Susalla's pitch for switch to outfield is correct call

Angelique S. Chengelis
The Detroit News

It's hard to tell which is more revelatory — that Kelsey Susalla has successfully made the transition from infielder to starting right-fielder or the fact she actually initiated the move.

On a Michigan softball team full of big personalities, Susalla is one of the more quiet players, although she insists that once you get to know her, she's not as shy as she seems. But she initiated some noise in the offseason, sitting down with coach Carol Hutchins to tell her that after two seasons of making sometime appearances as a pinch hitter, she wanted playing time.

Susalla, a Garden City native, took the lead knowing the Wolverines were losing veteran outfielders. Although she had played pretty much every spot in the infield during her career, she had never played outfield.

"I just wanted to do what I could to help the team," Susalla said this week. "Since we were losing a couple outfielders and I had a pretty good bat, I knew I could help out.

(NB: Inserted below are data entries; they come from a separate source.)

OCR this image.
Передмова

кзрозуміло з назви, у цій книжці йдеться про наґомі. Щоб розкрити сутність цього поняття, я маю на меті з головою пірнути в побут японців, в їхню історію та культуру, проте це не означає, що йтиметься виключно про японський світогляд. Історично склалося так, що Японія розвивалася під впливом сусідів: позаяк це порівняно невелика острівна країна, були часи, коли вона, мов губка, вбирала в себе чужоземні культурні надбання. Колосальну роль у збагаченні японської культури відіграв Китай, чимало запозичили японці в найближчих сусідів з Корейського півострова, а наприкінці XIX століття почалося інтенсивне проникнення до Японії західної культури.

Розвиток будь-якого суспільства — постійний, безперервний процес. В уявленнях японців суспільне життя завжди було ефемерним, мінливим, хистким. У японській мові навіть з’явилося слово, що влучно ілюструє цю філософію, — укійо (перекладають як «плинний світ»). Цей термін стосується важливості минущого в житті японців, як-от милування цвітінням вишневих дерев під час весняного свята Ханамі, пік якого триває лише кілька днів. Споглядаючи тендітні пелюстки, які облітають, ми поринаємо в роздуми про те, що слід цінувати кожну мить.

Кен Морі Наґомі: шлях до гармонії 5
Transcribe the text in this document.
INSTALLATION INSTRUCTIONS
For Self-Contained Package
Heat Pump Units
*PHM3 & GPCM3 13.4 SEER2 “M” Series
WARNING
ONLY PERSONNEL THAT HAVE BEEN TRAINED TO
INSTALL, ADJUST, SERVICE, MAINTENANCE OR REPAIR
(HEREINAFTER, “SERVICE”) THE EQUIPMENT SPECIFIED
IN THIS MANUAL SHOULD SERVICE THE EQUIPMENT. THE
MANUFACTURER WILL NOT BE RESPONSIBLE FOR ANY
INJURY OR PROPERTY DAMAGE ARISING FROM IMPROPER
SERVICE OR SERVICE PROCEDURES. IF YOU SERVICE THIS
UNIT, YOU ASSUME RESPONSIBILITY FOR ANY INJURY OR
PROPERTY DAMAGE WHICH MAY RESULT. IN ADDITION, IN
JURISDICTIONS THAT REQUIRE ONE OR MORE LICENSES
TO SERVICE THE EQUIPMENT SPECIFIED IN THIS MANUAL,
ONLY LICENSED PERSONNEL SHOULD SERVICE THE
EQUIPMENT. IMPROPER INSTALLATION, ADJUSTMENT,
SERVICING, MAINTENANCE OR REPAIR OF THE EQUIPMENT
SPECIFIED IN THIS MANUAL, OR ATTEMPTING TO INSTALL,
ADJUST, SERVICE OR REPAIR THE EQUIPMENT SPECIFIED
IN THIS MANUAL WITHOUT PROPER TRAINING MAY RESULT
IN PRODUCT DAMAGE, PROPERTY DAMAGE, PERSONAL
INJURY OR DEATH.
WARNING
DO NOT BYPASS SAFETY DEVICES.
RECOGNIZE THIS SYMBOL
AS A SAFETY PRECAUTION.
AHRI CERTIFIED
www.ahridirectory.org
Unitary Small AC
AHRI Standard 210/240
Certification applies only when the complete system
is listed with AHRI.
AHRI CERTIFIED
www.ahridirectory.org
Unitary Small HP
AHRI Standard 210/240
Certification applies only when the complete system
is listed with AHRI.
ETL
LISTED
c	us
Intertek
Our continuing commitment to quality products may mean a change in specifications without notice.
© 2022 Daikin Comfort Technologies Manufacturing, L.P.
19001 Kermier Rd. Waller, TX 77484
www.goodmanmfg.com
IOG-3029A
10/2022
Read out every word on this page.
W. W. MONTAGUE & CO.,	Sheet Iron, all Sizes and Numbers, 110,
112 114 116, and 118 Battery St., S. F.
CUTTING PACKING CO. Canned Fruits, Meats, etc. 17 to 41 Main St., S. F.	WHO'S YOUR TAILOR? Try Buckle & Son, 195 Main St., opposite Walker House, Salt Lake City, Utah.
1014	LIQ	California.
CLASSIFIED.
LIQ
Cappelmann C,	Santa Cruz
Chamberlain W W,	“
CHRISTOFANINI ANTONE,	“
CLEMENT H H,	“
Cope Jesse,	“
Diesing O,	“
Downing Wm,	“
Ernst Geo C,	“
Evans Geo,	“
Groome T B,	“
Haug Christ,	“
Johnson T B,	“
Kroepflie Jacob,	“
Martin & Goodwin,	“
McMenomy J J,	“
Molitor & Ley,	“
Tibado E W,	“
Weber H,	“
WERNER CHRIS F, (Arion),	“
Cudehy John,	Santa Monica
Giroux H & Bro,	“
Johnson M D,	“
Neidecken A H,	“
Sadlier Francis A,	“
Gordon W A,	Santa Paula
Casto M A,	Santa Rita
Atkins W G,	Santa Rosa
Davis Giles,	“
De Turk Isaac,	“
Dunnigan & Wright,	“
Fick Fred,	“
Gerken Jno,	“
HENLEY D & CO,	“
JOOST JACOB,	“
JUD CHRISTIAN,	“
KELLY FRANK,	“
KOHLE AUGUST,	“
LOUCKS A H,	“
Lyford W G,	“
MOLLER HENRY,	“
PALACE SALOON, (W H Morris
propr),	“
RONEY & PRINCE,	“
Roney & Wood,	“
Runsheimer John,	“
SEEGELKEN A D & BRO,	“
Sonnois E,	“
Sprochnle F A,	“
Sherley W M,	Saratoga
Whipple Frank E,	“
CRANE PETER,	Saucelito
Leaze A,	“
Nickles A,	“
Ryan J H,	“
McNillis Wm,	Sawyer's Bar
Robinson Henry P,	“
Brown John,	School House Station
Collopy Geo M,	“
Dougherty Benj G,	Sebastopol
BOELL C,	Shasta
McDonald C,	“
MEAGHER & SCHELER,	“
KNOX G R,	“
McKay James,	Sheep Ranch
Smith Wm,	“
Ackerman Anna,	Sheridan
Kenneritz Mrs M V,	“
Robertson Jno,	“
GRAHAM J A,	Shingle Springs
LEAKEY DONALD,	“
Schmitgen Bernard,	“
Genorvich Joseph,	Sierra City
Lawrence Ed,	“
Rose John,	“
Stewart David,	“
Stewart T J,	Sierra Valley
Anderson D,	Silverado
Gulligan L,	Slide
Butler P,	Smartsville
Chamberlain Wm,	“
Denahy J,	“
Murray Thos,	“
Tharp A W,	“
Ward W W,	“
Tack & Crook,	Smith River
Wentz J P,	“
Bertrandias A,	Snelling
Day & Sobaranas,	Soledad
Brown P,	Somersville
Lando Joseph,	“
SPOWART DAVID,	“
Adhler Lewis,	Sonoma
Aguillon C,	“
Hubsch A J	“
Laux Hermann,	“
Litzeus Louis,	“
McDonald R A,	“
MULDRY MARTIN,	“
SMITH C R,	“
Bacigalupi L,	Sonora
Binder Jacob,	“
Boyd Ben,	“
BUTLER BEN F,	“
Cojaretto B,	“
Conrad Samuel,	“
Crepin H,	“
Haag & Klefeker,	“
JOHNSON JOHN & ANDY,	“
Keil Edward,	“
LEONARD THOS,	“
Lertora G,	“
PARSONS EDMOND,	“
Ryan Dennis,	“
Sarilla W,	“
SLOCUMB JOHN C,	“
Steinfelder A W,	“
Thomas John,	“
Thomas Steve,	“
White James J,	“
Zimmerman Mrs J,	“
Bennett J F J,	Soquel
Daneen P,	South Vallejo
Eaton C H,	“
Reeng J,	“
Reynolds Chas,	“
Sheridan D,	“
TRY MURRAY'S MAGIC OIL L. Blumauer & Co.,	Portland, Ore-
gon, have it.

Hutch said to give it a try in the summer, see how it goes. She liked the outcome."

Susalla is batting .369 fourth in the lineup. She has 13 home runs this season, including a hard-hit line shot to right field in the NCAA Regional final last Sunday against Pitt. She is a big reason why the third-ranked Wolverines (54-6) have advanced to the NCAA softball Super Regional that begins tonight against Georgia in Ann Arbor. The winner of the best-of-three series moves on to the World Series.

"I have been Kelsey's biggest fan all year," Hutchins said. "I've watched her just work hard every day. We gave her what I think is the most prestigious award we give out at the end of the season, our Maize and Blue award, which is basically the coach's award. A kid who comes in every day and makes the coach happy with her work ethic, with her desire to just help Michigan be great. I can't say enough about her."

The award is given to the player who exhibits character, commitment and leadership, something the junior, who grew up dreaming about playing for the Wolverines, exhibited while converting to an outfielder.

"I wasn't really expecting it," Susalla said. "It's cool to see my hard work pay off."

The hard work started in the offseason as she made the move with the help of some of the graduating players like Katie Luetkens. She learned how to adjust to balls in the outfield and how to stay behind them and picked up general knowledge of the position while taking fly after fly.

She also has considerably relied on Michigan associate head coach Bonnie Tholl, who works with the outfielders. Tholl, a former Michigan player, was active in Susalla's recruitment and is marveling at her advancement this season.

"I was an infielder, and I never transitioned to another position," Tholl said. "Kelsey, as a high school kid, would come to (Michigan's) camp as a second baseman and a pitcher. We knew she was a hitter. I would go to these (high school) practices and watch her team play. I was going to watch other kids, her teammates a year younger than her, but my eye kept going to her. This kid has a fluid swing. If you would have asked me where is she going to play, I would not have chosen the outfield. This kid was a corner, a first baseman and a hitter."

But having the skill set of an infielder is an enormous plus in terms of versatility.

"She has an infielder's glove, and if you have an infielder's glove you can make the transition to outfield easier," Tholl said. "Reading the ball off her bat, gauging the distance, that was going to be the biggest question. Props go out to our strength and conditioning staff, because I've watched her since September pick up speed and increase her first-step quickness. She has just been steady. It has been more than I could have asked for."

While growing up in Garden City, Susalla watched a lot of Michigan softball on television and often attended games. She was a two-time All-State selection and knew Tholl and the coaches were scouting her in high school, but a scholarship offer still seemed remote.

"I never knew it could happen," she said. "When I was given the opportunity I had to take it. Sometimes it goes over my head how lucky I am. But I step back and see how lucky I truly am and anyone who is playing here, how truly lucky we all are."

Tholl said Susalla is model of how persistence and attention to details pay off.

"She said she wanted to give the outfield a try, and she now is in our No. 4 spot, and this is someone who wasn't an everyday player her first two years," Tholl said. "Her teammates see how hard she works. She is the example of how to commit to the program and commit to the process and work at it every single day.

"I give props to Kelsey for committing to the process and the practice plan I bring to the outfield every day. She's diligent paying attention to details. You can watch her confidence grow. It's palpable. Her success has become the team's success."

And it seems after all those years as an infielder, she's found a home.

"I want what's best for the team," Susalla said. "I think I've found my niche in the outfield."

She laughed a little even as she said that. After all, who could have known?

NCAA softballSuper Regionals

Where: Alumni Field, Ann Arbor.

Teams: No. 3-seeded Michigan (54-6) vs. No. 14-seeded Georgia (44-15). Format is best of three.

When: 9 p.m. today (ESPN2), 6 p.m. Friday (ESPNU) and, if necessary, 9 p.m. Friday (ESPN).

Tickets: Limited number for Thursday; Friday games are sold out.